When they arrived at their destination, they placed the casket down on the street, stood outside Seidenberg’s house for approximately 30 minutes, and chanted “God bless all unions; save the middle class.” After CWA leaders spoke to the crowd about the importance of the vigil, the casket was picked up and walked back to the school parking lot, where the crowd reconvened before leaving.
The estimated turnout of the event dwarfed the pre-start expectation of 500-800 people. A number of supporters needed to bypass the school, circle around, and find parking elsewhere.
“I think the turnout is absolutely amazing,” Shelton said. “On short notice, we turned out- the cops are telling us about 3,100 people, from not only our union, but other unions and other neighborhood organizations. It was a very controlled crowd. They didn’t cause any trouble.”
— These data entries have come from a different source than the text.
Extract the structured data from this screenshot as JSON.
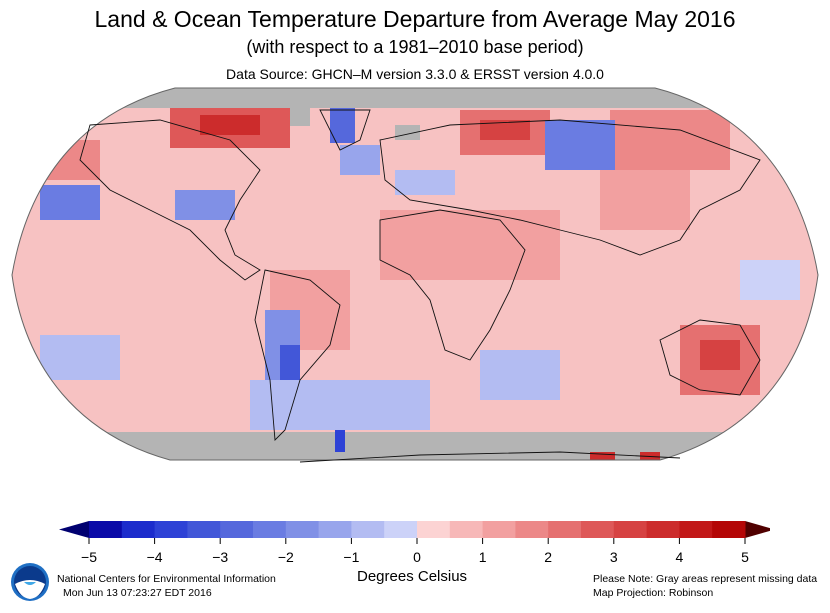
{
  "title": "Land & Ocean Temperature Departure from Average May 2016",
  "subtitle": "(with respect to a 1981–2010 base period)",
  "source": "Data Source: GHCN–M version 3.3.0 & ERSST version 4.0.0",
  "legend": {
    "units": "Degrees Celsius",
    "ticks": [
      "−5",
      "−4",
      "−3",
      "−2",
      "−1",
      "0",
      "1",
      "2",
      "3",
      "4",
      "5"
    ],
    "range": [
      -5,
      5
    ],
    "step": 0.5,
    "colors": [
      "#0a0aa8",
      "#1c2ccc",
      "#2e42d6",
      "#4257d8",
      "#5568dc",
      "#6a7ce2",
      "#8090e6",
      "#98a5ec",
      "#b3bcf2",
      "#ccd2f8",
      "#fcd3d3",
      "#f7b8b8",
      "#f2a0a0",
      "#ec8888",
      "#e57070",
      "#de5858",
      "#d64242",
      "#cc2c2c",
      "#c21818",
      "#b40606"
    ],
    "under_color": "#000070",
    "over_color": "#500000",
    "missing_color": "#b4b4b4"
  },
  "footer": {
    "org": "National Centers for Environmental Information",
    "timestamp": "Mon Jun 13 07:23:27 EDT 2016",
    "note": "Please Note: Gray areas represent missing data",
    "projection": "Map Projection: Robinson",
    "logo_text": "noaa"
  }
}
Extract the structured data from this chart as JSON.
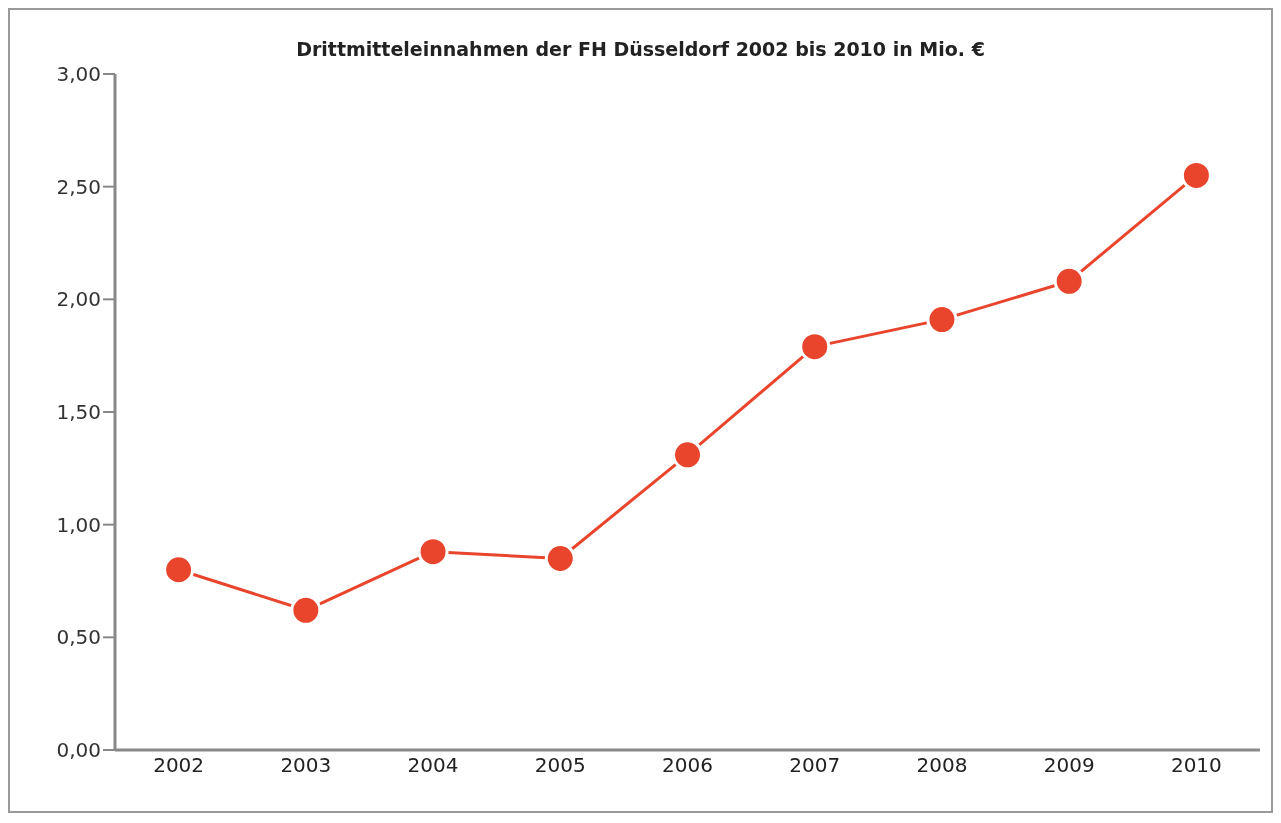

Other groups made their way to West Nyack to support the CWA’s cause. Members of the Local 32 BJ SEIU expected 20 members to show. Members David DeSisto, Mike Sugrue, and Ray Osborne arrived almost an hour before the vigil began.
“It’s important for us to support the Verizon workers because it’s actually an attack on the middle class,” DeSisto said. “Verizon loses and has to give back all their kickbacks and everything, it’s going to be a catastrophic effect all the way down on the middle class.”
“Fire, police- everybody,” Osborne said.
Sugrue echoed those sentiments.
“We live in New York; we don’t live in Wisconsin,” he said. “We don’t want to have what happened in Wisconsin happen in New York. If we don’t support these people, our standards of living are going to go down, their standards of living. Our families will suffer. It’s not a good thing.”
Some on-lookers took pictures of the vigil or watched from their driveways. Bob Sanborn, who was not part of the vigil, sat on a bicycle in his driveway and looked on while the vigil passed his house.
“I understand they probably don’t want to lose any of their income,” he said. “My business is taking a big hit right now; a lot of people don’t want to spend money. So I’m basically working for free for the last two years. And I’m not walking the streets right now protesting. Everybody needs to take a little hit.”
As of the start of the vigil, there had not been an update in contract talks.
“The last status update that I had is that the company, after a month and a half of the draconian demands, they’ve finally taken one demand off the table,” Silvia said. “Unfortunately, that was the demand, which would have given us at least some sort of a pay-raise.”